Итак, мне предстояло уехать. Я сердилась на себя за то, что почувствовала себя подавленной и несчастной. Придется ехать обратно в Лондон и искать себе квартиру. На что я буду жить, пока не найду работу? Я мысленно забежала на несколько лет вперед и представила себе, как постепенно превращаюсь в мадемуазель Дюбуа. Боже, какая бессмыслица! Но я могла бы поехать к кузине отца Джейн... Никогда, никогда!

В этот момент я просто ненавидела графа, потому что была уверена в том, что он читает мои мысли и знает, о чем я сейчас думаю. Он, должно быть, предполагает, что такая независимая женщина, как я, очевидно, оказалась в совершенно отчаянном положении, раз приехала сюда под таким сомнительным предлогом, поэтому наслаждался, причиняя мне боль и мучая меня. Как должна была ненавидеть его собственная жена! Может быть, она и лишила себя жизни, чтобы избавиться от него. Я не удивилась бы, если бы мое предположение оказалось правдой.

– Я никогда не могла предположить, что все вы во Франции столь старомодные, – сказала я весьма язвительно. – У нас в Англии я выполняла такие работы вместе с отцом. И никто не возражал против того, что работу делает женщина. Но поскольку здесь царят совсем иные убеждения, то нам больше не о чем говорить.

– О, я не согласен с вами. Нам как раз есть о чем поговорить.

– Тогда, – сказала я, глядя ему прямо в лицо, – может быть, вы и начнете?

– Мадемуазель Лоусон, вы хотели бы заняться реставрацией этих картин или нет?
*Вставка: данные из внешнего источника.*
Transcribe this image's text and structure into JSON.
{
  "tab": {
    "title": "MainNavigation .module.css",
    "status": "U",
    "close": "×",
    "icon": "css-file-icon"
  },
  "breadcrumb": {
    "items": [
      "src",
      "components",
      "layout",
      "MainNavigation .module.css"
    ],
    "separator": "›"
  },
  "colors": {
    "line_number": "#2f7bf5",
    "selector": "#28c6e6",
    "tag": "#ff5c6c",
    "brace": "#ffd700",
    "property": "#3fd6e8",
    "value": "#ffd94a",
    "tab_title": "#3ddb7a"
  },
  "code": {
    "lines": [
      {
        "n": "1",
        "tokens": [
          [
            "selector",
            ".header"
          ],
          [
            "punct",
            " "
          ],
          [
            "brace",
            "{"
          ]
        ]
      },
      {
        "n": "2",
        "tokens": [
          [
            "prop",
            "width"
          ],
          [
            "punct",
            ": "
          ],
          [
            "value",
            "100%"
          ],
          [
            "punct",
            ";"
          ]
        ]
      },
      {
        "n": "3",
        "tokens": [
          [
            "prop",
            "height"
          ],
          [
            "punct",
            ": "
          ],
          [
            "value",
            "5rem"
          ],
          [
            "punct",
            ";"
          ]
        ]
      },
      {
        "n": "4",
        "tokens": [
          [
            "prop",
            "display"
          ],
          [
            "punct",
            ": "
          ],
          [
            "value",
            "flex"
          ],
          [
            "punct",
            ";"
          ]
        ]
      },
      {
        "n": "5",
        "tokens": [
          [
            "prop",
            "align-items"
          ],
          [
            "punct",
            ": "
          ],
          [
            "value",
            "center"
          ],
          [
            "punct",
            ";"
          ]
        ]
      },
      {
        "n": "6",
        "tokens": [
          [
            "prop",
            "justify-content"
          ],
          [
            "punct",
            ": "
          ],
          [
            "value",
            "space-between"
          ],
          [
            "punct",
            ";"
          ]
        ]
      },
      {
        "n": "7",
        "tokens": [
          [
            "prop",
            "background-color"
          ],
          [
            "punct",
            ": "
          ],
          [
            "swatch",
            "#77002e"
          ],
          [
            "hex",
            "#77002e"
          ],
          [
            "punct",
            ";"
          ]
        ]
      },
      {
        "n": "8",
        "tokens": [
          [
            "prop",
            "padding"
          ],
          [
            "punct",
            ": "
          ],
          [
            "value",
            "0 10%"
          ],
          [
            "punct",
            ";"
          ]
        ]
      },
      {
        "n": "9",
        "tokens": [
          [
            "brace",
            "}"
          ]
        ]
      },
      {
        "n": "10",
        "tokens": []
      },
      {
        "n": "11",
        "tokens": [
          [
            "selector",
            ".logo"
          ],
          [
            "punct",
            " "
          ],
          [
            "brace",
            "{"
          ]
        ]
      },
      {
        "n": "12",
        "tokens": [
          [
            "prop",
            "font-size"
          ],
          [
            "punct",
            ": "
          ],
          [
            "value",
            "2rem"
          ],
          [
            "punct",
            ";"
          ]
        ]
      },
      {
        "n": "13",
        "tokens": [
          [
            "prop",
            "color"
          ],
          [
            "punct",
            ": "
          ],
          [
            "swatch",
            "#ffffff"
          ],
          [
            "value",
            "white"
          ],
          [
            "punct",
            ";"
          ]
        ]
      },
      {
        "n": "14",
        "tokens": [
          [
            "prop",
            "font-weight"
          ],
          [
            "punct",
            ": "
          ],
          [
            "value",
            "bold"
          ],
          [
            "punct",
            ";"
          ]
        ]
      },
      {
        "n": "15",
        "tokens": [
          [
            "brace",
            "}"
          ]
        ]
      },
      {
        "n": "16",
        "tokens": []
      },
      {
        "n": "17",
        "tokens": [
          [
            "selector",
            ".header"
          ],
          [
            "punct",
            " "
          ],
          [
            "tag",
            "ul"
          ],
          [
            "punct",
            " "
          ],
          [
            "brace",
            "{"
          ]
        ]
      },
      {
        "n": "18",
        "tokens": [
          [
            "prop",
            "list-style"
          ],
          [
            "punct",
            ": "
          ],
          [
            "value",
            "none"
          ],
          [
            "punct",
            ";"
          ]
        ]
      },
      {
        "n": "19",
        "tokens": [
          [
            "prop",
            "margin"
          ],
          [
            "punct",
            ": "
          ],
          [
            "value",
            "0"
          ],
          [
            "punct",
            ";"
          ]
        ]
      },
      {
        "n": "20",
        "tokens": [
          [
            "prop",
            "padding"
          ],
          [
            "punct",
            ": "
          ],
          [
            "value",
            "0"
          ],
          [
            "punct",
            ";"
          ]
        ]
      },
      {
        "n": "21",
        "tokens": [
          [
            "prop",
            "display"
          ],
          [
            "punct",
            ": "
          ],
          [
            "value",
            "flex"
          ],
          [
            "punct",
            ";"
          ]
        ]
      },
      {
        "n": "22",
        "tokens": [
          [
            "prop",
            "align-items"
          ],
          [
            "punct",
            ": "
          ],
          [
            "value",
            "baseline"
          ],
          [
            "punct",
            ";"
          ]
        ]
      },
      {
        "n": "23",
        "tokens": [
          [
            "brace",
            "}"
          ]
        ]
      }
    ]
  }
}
– Моя профессия – реставрировать картины, и чем больше они нуждаются в помощи, тем более интересной становится задача их восстановления.

– А вы считаете, что мои картины нуждаются в такой помощи?

– Ведь вы же знаете, что некоторые полотна в очень плохом состоянии. Я как раз изучала одно из них, когда вы вошли в галерею. Что же с ним делали, если оно в таком плачевном состоянии?

– Прошу вас, мадемуазель Лоусон, не смотрите на меня столь сурово. Не я виноват в том, что картина в плохой сохранности.

– Да? Я полагала, что она уже давно принадлежит вам. Вот посмотрите, как поврежден красочный слой. Он весь белесый! А это значит, что с картиной очень дурно обращались!

Он чуть улыбнулся. На лице появились проблески какого-то внутреннего удовольствия и веселья.

– Сколько в вас неистовства! Вам бы бороться за права человека, а не за сохранность картин.

– Когда вы желаете, чтобы я уехала?

– Во всяком случае, не ранее того, как мы все обсудим.

– Поскольку вы считаете, что не можете нанять женщину для выполнения реставрационных работ, то я думаю, что нам нечего обсуждать.